Ledger, the Australian who came to Hollywood as Mel Gibson's fierce fighting son in the Revolutionary War drama "The Patriot" (2000), plays Ennis Del Mar, a taciturn range rider who takes a temporary job tending a rancher's livestock.
Jake Gyllenhaal plays Jack Twist, a rodeo circuit itinerant. Over a couple of months, the two young men share grub, scare off coyotes, and get intimate -- real intimate -- in the frosty nights inside the tent.
What happens next
Both insist they're not "queer." Both start families. Gyllenhaal's gal is played with dash by Anne Hathaway. Ledger's wife is played, with quiet, staggering sadness, by Michelle Williams. Ledger and Williams fell in love last year during the shoot, and now live in Brooklyn with their six-week-old girl, Matilda Rose.
The film spans 20 years and a lot of tears as the men rattle around in unhappy marriages, hooking up for fishing trips and motel assignations. Ennis' love for Jack, and his inability to express it and embrace it, is soul-crushing.

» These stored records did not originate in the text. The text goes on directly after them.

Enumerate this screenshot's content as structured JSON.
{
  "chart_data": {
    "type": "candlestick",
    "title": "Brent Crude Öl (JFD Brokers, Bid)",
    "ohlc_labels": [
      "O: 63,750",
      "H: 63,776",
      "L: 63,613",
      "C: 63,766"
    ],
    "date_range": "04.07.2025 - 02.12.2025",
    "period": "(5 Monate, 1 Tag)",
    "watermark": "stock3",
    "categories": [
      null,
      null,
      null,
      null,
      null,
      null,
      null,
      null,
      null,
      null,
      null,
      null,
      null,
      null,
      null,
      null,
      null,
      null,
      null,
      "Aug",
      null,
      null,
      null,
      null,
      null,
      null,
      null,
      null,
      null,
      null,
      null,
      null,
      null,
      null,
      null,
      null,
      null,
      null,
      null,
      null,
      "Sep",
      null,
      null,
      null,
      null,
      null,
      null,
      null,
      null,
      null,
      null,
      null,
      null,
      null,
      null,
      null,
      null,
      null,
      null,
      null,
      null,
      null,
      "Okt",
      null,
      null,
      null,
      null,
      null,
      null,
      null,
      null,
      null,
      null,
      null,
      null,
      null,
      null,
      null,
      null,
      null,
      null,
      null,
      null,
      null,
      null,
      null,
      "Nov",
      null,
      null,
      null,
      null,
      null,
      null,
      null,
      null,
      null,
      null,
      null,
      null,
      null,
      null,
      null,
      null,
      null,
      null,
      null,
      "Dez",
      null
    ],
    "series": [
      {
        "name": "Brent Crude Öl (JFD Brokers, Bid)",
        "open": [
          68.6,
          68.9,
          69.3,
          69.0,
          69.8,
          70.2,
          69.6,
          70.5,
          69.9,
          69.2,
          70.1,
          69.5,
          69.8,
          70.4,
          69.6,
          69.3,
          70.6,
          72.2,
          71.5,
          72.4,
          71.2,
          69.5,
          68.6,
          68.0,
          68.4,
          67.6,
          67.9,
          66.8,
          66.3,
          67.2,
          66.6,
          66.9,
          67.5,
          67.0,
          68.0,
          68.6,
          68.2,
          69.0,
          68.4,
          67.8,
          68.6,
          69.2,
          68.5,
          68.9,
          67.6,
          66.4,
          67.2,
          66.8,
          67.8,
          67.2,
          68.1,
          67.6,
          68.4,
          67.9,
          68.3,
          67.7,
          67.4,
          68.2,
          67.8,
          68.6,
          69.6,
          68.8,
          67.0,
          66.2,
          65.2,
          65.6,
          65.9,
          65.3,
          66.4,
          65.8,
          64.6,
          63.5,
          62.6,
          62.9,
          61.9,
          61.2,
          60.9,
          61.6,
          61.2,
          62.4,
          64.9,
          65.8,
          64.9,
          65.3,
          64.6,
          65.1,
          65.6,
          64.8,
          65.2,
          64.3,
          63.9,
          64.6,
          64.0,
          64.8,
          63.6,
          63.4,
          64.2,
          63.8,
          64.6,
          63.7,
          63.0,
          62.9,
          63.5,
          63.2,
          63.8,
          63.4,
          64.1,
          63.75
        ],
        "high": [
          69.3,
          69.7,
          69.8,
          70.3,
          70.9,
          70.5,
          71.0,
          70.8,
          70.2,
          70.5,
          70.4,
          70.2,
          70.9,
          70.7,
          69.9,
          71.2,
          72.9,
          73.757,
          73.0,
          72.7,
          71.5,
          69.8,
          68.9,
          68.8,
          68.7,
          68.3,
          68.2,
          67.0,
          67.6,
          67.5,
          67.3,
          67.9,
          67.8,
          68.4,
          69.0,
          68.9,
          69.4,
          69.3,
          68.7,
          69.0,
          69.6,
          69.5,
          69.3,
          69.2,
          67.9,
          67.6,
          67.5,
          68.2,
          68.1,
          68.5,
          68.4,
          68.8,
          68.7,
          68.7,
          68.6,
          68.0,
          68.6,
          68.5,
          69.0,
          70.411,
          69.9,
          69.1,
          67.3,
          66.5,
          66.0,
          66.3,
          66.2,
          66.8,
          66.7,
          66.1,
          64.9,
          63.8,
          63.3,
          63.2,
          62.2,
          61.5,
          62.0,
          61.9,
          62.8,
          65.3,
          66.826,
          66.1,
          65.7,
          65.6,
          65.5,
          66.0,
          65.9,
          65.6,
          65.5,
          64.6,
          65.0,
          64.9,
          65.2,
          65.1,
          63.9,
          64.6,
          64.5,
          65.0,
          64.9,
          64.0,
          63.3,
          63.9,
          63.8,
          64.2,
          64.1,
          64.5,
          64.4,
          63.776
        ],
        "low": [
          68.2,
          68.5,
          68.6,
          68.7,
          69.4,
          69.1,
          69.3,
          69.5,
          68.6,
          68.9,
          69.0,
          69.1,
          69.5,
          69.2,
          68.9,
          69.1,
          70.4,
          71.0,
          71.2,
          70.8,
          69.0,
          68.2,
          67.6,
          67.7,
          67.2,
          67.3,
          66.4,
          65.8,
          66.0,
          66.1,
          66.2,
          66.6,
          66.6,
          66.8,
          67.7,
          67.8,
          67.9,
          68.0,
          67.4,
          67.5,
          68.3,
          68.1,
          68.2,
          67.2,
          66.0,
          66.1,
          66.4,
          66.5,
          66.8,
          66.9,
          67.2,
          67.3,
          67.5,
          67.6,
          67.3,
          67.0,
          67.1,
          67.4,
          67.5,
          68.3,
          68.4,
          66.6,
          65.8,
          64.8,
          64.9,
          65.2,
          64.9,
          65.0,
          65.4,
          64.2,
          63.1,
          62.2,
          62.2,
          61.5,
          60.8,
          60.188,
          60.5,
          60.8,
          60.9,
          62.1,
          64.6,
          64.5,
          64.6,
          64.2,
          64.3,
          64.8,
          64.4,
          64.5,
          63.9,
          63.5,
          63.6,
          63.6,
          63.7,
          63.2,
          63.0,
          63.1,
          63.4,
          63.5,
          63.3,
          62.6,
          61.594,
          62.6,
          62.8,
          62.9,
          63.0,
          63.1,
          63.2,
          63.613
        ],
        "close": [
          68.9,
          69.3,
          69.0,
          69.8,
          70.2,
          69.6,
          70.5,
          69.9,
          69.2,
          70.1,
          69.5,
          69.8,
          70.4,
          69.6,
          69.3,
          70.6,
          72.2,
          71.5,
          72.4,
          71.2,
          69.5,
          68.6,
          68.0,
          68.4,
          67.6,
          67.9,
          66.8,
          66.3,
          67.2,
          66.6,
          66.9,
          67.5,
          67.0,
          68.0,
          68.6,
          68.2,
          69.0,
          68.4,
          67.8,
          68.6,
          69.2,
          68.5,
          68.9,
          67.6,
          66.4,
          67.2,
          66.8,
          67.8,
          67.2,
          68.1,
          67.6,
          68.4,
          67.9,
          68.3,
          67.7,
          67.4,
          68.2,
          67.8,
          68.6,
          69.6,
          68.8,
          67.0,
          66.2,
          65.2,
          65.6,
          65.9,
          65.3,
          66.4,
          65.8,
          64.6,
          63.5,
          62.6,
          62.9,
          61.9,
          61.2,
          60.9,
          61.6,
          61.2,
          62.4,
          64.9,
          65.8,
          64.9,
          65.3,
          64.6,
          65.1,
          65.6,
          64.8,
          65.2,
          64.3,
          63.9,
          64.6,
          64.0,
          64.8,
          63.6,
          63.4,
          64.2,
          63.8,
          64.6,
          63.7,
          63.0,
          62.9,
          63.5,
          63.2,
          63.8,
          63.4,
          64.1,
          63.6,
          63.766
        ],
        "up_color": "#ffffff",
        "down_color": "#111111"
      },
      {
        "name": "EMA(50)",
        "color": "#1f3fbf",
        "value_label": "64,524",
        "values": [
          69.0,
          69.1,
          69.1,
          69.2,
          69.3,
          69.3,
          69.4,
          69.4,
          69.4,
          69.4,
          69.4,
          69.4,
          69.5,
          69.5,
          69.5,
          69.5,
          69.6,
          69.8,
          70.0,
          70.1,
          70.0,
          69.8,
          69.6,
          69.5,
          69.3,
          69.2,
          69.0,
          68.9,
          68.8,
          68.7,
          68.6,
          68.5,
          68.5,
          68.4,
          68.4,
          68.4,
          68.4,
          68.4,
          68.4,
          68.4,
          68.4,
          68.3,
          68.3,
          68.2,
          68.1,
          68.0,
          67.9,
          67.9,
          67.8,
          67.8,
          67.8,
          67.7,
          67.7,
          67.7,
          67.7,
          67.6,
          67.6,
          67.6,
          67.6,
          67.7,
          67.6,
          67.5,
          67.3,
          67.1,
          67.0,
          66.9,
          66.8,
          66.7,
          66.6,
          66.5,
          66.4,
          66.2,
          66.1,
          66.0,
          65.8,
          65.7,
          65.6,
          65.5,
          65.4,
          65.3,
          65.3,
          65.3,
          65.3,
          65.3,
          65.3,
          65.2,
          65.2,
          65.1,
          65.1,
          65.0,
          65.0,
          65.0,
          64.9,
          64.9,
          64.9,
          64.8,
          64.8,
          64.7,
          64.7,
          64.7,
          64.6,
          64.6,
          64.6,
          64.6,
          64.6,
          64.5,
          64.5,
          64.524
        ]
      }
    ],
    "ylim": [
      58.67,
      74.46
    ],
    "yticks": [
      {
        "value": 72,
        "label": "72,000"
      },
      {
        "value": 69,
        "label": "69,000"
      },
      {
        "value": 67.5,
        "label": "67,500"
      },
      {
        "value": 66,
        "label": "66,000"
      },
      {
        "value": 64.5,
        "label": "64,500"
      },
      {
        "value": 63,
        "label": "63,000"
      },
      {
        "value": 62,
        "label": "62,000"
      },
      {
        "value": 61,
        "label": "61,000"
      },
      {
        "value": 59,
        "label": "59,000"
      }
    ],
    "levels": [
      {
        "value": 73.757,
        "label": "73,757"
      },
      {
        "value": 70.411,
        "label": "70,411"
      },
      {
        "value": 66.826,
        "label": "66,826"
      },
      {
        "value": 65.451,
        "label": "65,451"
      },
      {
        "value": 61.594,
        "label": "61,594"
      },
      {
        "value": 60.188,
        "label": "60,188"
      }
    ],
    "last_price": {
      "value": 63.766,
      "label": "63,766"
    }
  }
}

"It was pretty clear that this story hadn't been put to screen," says Ledger, 26, sporting a scruff of a goatee and wearing the black-and-yellow '60s gumboots he wore in "Brokeback Mountain" -- and stole from the wardrobe department. "It's not very often that you come across a story that hasn't been made."
'Risk factor'
The script for "Brokeback" was written seven years ago, and was one of those legendary unproduced gems that, at times, had Gus Van Sant and Joel Schumacher attached to direct, and "Walk the Line's" Joaquin Phoenix as a star. But the subject scared off producers, studios and actors.
"There was this kind of industry-manufactured fear and risk factor that was surrounding the script," says Ledger, whose career, up to "Brokeback Mountain," has been marked by star turns in jaunty historical pieces and big-budget bombs. His resume, in part: "A Knight's Tale" (2001), "The Four Feathers" (2002), "The Order" (2003), this summer's "The Brothers Grimm," and the Christmas Day release "Casanova," a sanitized piece of ribaldry about the legendary Venetian lover.
Ledger read Proulx's story, and the screenplay by Larry McMurtry and Diana Ossana, and fell for it. "I truly had a lump in my throat, but ... these manufactured fears started to bleed into my response to the script -- 'Oh, this is risky,' that sort of thing.
"But then that just started to fade away and I thought ... 'What exactly am I risking?' "
What made difference
Oscar-winning director Ang Lee, coming off the superhero flop "Hulk," had seen a glimmer of Ledger's strength in his small part as Billy Bob Thornton's prison-guard son in "Monster's Ball." But it wasn't until they met that Lee was sure.
"In terms of depth of acting and impressiveness of his performance, that would be 'Monster's Ball' for me. But that was a small part," Lee says in a phone interview. "There was still the question: Can he carry the movie? Meeting him, it gave me the feeling that he could ..."
"Heath," he says, "had these Western qualities: brooding, elegiac, tough, conservative and secretive. And also he provides vulnerability and complexity to the character, he carries fear and violence.